• Niela Maryam Hampton

Budgeting During Times of Crisis: Part 2

Track your income and examine your debt to income ratio.

Last week we went over how to track your mandatory monthly expenses, including some great ways to keep it all organized. This week we'll cover how to track your income and assess your debt to income ratio.


Step 1: Review your income statements and pay stubs.

Find a safe space to keep track of your monthly income records. You can use a designated planner, a journal, budgeting apps like Mint or Mobills, or a budgeting spreadsheet to keep your records readily available. 


If you receive payments through checks or direct deposit:

  • You can also track your income using your pay stubs and checking account deposit records from your bank or credit union.

If you are self-employed:

  • You can also use a tax calculator to help you get the approximate amount you will owe back at the end of the year for Federal, State and Local taxes.

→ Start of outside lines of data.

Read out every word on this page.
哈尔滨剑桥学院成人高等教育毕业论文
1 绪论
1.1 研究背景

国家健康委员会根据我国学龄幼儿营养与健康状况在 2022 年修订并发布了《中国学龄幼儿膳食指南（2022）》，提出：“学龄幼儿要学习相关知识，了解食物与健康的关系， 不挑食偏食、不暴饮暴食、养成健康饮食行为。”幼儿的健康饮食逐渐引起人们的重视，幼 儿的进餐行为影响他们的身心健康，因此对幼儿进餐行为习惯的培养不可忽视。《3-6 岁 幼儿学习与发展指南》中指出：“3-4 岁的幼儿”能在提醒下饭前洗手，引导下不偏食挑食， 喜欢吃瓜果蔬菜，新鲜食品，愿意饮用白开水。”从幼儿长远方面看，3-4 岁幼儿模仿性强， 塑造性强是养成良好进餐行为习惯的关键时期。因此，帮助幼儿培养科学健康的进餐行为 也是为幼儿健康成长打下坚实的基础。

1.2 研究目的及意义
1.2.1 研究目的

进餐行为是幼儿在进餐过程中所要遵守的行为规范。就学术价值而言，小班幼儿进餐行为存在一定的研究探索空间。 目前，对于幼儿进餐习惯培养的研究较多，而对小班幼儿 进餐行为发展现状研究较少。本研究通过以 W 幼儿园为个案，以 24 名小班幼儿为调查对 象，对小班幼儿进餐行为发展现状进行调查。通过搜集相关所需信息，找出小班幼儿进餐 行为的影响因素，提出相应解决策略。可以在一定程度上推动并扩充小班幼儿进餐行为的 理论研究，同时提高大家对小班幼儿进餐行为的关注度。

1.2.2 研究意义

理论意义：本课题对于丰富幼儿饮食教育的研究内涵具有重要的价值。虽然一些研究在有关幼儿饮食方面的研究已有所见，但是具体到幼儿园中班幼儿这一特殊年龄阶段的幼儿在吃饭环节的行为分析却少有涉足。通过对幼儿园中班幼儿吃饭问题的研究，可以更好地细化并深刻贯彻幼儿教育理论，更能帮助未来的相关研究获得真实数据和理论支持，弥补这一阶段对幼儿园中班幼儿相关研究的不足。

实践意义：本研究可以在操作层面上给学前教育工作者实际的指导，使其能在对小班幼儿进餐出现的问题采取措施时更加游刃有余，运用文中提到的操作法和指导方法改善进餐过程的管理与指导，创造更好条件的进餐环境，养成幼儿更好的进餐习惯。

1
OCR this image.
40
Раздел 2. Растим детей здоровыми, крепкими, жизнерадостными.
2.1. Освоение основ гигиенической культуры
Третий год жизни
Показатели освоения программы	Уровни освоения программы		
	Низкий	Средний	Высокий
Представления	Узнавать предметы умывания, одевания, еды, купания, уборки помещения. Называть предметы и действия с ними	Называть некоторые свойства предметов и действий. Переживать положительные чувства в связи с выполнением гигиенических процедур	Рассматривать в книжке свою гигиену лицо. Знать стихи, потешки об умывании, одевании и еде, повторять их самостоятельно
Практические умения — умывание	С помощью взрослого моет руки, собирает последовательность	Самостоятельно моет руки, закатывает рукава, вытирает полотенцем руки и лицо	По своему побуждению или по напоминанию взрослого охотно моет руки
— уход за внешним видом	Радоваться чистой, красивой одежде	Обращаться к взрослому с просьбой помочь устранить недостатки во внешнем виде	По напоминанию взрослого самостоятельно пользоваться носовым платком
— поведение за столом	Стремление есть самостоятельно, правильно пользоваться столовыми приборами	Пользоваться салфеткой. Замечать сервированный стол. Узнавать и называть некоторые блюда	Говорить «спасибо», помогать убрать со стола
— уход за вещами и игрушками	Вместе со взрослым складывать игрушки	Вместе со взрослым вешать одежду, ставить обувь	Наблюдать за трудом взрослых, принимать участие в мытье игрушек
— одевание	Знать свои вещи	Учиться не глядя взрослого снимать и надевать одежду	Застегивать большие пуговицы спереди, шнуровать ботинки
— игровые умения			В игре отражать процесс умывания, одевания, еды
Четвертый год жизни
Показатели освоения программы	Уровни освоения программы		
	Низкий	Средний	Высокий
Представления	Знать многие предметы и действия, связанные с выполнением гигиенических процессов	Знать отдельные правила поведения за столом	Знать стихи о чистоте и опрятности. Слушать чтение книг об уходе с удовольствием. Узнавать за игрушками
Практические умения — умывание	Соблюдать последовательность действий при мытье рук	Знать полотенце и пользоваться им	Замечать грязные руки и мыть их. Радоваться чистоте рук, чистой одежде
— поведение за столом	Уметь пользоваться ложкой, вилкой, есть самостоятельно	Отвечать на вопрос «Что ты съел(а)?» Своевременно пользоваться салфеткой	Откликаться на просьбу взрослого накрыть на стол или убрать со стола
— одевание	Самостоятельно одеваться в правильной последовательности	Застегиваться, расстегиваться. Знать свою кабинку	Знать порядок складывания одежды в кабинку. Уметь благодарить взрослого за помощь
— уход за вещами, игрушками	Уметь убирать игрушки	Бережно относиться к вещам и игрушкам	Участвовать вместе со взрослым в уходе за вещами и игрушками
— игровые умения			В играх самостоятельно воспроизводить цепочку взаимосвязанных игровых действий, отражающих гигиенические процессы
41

If you are employed and have an online portal for your job:

  • Most companies have online records of your payroll history which you can access anytime to review your statements. Log into the online portal for your place of work to see how much you’re earning monthly. 

  • If you're unsure of how to access these records, ask your Lead Employer or Payroll Department for help.

Step 2: Assess your immediate monthly debt to income ratio.

Now that you've tracked your income and expenses, take the average numbers and divide them to determine your debt to income ratio or percentage.

For example, if your average expenses are 2,000.00 a month, and you earn around 6,000.00 a month, you will divide 2,000.00 by 6,000.00 to equal 33%.

Tip: A sweet spot for the debt to income ratio is 28%. 

Step 3: Assess what's next by answering the following questions.

What's my current debt to income percentage?

What do I want it to be in order to feel secure?

What needs to happen to get me there?